François Garillot joined Swisscom in 2015, and has worked since on curating and understanding telecommunications data through big data tools. Previously, he has been working on Apache Spark Streaming's reliability at Lightbend (formerly Typesafe). A select few of interests span machine learning - especially online models, approximation & hashing techniques, control theory, and unsupervised time series analysis. But he also enjoys skiing, sailing and hunting for good cheese in his free time.
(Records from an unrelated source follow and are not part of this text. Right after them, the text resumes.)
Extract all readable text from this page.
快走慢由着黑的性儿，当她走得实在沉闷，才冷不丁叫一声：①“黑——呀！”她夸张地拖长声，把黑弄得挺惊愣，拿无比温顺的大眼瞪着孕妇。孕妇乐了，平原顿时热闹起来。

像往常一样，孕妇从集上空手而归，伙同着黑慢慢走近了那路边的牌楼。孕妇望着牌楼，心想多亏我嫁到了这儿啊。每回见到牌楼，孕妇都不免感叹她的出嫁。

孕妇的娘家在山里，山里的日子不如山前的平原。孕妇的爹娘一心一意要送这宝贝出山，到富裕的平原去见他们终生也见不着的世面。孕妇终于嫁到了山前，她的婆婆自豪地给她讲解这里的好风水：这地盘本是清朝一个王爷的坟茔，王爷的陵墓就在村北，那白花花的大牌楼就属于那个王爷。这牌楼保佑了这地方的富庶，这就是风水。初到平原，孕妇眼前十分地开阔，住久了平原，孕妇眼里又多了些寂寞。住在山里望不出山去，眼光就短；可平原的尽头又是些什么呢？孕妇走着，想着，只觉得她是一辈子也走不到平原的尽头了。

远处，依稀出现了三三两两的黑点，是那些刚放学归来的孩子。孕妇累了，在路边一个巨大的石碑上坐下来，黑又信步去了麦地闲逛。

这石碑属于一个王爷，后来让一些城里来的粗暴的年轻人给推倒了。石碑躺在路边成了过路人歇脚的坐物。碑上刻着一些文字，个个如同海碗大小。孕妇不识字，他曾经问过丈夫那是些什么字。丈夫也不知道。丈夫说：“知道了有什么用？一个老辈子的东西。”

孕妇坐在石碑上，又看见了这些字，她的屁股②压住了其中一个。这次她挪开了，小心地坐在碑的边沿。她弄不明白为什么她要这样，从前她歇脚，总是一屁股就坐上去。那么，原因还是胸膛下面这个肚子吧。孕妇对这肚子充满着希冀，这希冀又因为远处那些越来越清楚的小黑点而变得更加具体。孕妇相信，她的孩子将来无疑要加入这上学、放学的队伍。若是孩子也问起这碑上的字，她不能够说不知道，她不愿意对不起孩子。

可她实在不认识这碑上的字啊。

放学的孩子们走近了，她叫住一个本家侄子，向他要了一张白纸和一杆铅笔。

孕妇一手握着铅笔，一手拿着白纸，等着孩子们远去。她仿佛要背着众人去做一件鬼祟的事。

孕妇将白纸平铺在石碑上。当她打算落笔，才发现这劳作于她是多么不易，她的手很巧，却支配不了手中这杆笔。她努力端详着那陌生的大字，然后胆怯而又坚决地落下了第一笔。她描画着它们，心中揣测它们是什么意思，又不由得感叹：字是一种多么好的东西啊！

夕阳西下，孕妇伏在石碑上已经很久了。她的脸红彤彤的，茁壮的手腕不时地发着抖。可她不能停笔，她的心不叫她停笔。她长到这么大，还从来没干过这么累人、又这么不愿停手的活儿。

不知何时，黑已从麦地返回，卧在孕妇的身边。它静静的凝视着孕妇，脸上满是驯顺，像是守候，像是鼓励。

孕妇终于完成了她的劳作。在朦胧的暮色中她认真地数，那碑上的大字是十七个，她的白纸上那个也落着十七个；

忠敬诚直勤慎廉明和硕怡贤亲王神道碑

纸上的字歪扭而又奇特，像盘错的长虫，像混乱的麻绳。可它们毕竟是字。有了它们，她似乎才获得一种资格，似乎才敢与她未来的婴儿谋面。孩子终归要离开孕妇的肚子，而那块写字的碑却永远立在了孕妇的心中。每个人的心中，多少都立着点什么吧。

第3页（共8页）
Mohamed Kafsi is a data scientist in the Mobility Insights team at Swisscom. He holds a Ph.D. in Machine Learning from EPFL. His passions are modelling and predicting [human] behaviours by mining large-scale datasets, and his expertise includes probabilistic graphical models, machine learning and information theory. Prior to working at Swisscom, he has studied at EPFL in Switzerland and Carnegie Mellon University in the US, with internships at Deutsche Telekom T-labs in Berlin, Nokia Research Center in Helsinki and Yahoo! Labs in San Francisco.